Step 2: Know your data and IT landscape
Quintop’s second piece of advice for companies is to create a clear overview of their IT landscapes, as well as the stored data they will rely on for insights in some important topics. This could save time, as some organisations might be able to leverage analytics tools already implemented and used by other parts of the organisation.
At the same time, this holistic approach to a business’ IT systems could enable cross functional analyses from multiple sources, meaning that for example HR data and finance or sales data could be used to answer questions relating to employee engagement and sales results.
However, when sharing tools, it is important to have a clear authorisation governance to protect the data privacy of employees. Some organisations have strict IT policies that can heavily impact the choices available to different departments. However, relying on previously gathered data from beyond the remit of the department’s mandate can be a risk, as it may be unable to guarantee its accuracy. Ensuring data quality is paramount to successful analytic regimes.
To this end, organisations should always consider whether their new tools need to be able to support them with data quality improvements. Some tools contain business rules that flag data inconsistencies and also help to track data completeness. If this is one of the goals, organisations will need to make sure the tool they select possesses this functionally.
Step 3: Know your users and consumers
Further relating to the quality control of data to be processed by HR analytics, Quintop advises that firms should identify who will initially analyse and process data, and who their consumers actually are throughout the organisation.
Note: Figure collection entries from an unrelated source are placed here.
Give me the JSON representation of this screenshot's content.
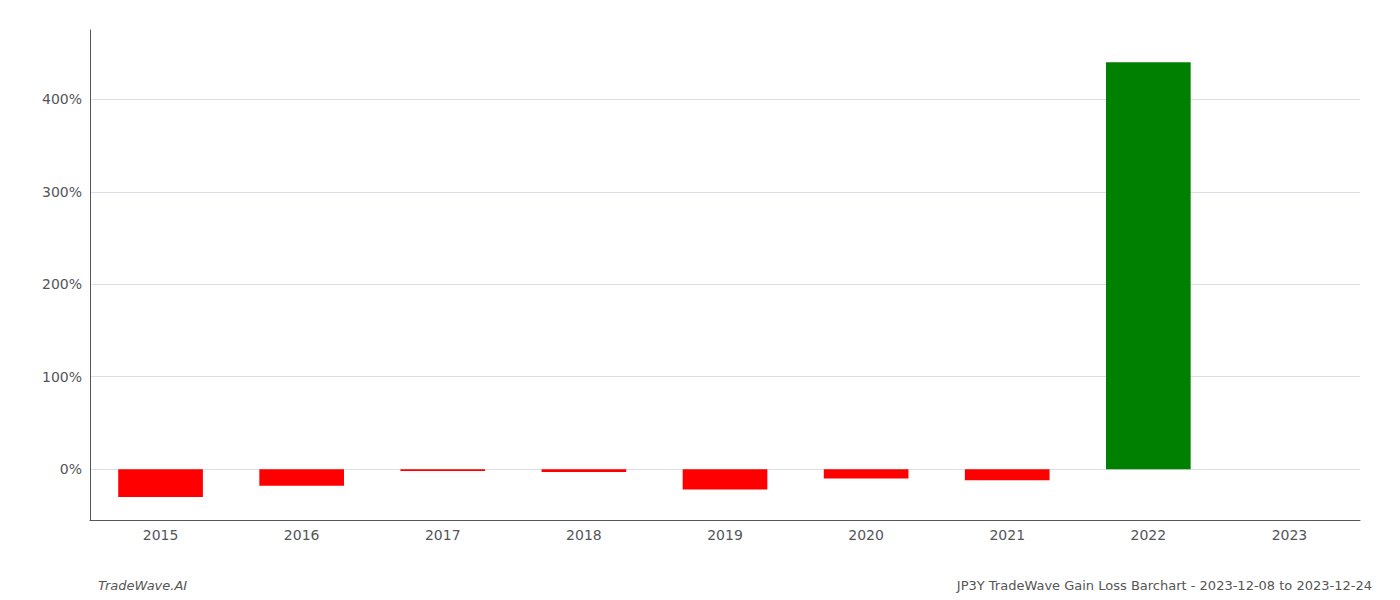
{
  "chart_data": {
    "type": "bar",
    "categories": [
      "2015",
      "2016",
      "2017",
      "2018",
      "2019",
      "2020",
      "2021",
      "2022",
      "2023"
    ],
    "values": [
      -0.3,
      -0.18,
      -0.02,
      -0.03,
      -0.22,
      -0.1,
      -0.12,
      4.4,
      0.0
    ],
    "colors": [
      "red",
      "red",
      "red",
      "red",
      "red",
      "red",
      "red",
      "green",
      "red"
    ],
    "ylim": [
      -0.55,
      4.75
    ],
    "yticks": [
      {
        "value": 0,
        "label": "0%"
      },
      {
        "value": 1,
        "label": "100%"
      },
      {
        "value": 2,
        "label": "200%"
      },
      {
        "value": 3,
        "label": "300%"
      },
      {
        "value": 4,
        "label": "400%"
      }
    ],
    "grid": true,
    "annotations": [
      "TradeWave.AI",
      "JP3Y TradeWave Gain Loss Barchart - 2023-12-08 to 2023-12-24"
    ]
  }
}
Users should be differentiated from consumers, since they both have different needs and expectations for using data – and the system of delivery for analytics from one to the other may impact which analytics tool is most suitable.
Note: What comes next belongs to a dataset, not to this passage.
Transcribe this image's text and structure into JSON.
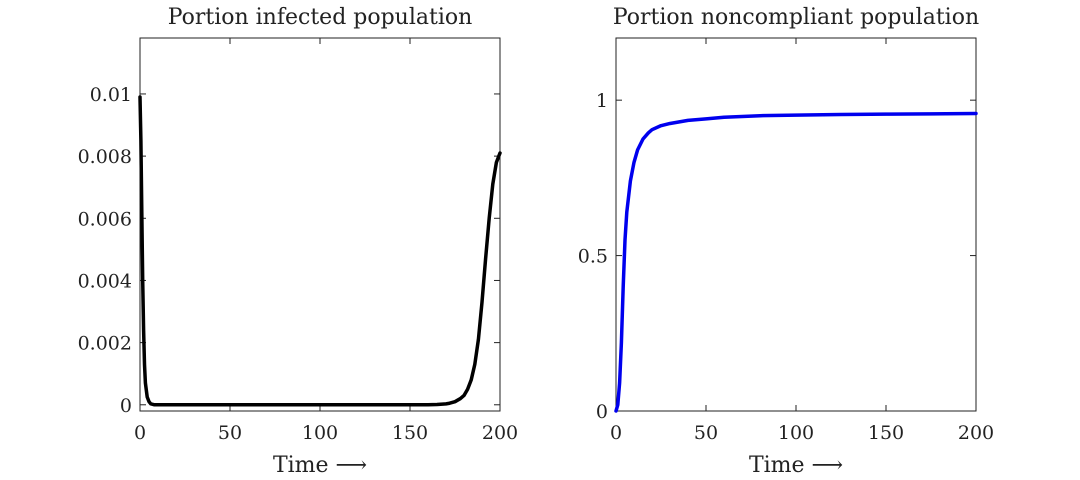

A firm might think it is best to have employees working in IT who perform the actual data analyses with a counterpart within HR who communicates insights to the business – meanwhile a firm could also have a dedicated people analytics Centre of Expertise who processes and analyses the data, and shares outcomes with stakeholders. Lastly, the firm could even have the end user, like a HR or business manager, directly analyse the data from the tool themselves – ensuring a stringent string of quality control before HR analytics are consumed.
In the first two examples, an organisation might need to choose a more technical tool, while the last example asks for a more user-friendly tool that can be understood by anyone.
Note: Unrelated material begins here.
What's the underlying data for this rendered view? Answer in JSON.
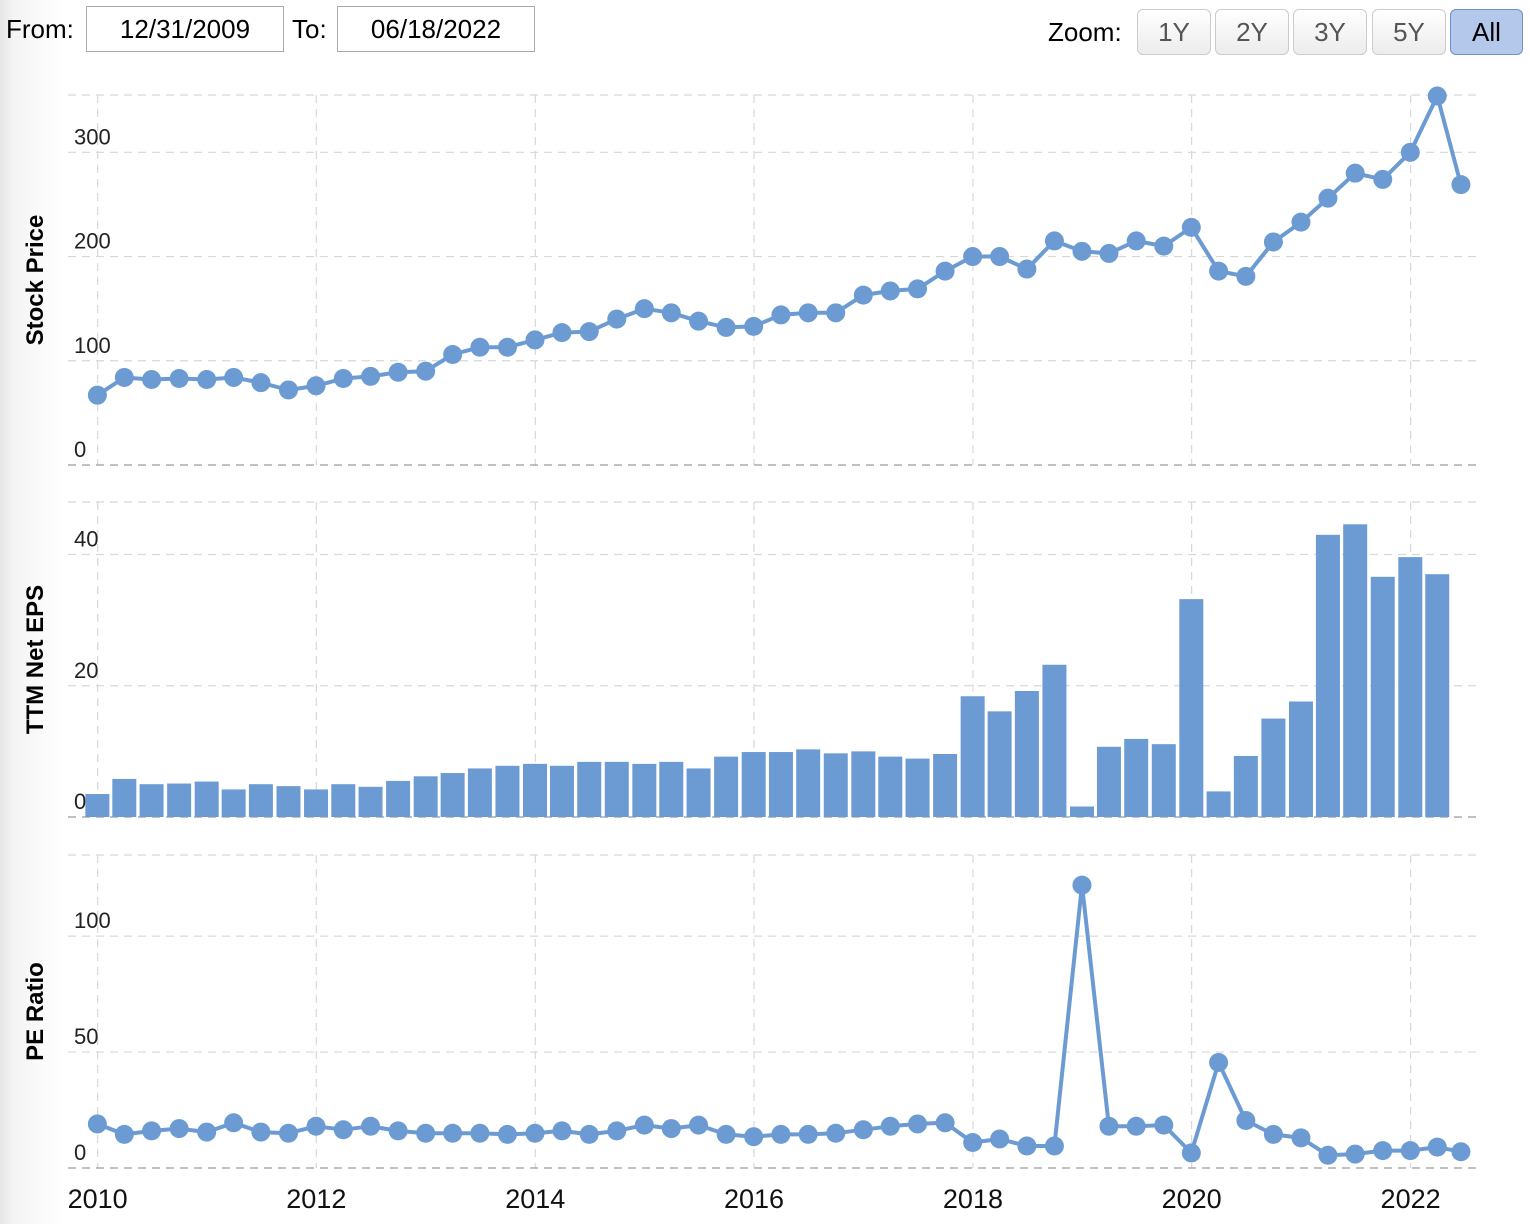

Step 4: Think about time and budget
Finally, for the fourth step recommended by Quintop, organisations should dive into the aspects of time and budget. The crucial question is when does a firm need to go live with its people analytics tool – and answering this question will give a crucial insight into the time available for building and implementing a specific tool, collecting the first data, testing outcomes and training users.
For instance, tools with a plug-and-play characteristic are easy to implement – but they will not always allow users to take complete control of the analytics, as analyses are already structured and fixed by the vendors of those tools. This means that if there is more time to create a HR analytics set-up, some firms might prefer to start from scratch. Those with less time to work in will likely do best to plump for a plug-and-play though.
Next to this, companies should be aware of the costs associated to the implementation, maintenance and use of their data tool. Organisations need to be aware if their budget has room for costs of additional features, storage or the hiring of external expertise for its implementation. Companies will need to consider whether to invest either the major part of their budget during the implementation phase by selecting a plug-and-play option, or spending it gradually by investing in their own labour and giving up their own time for a self-service solution.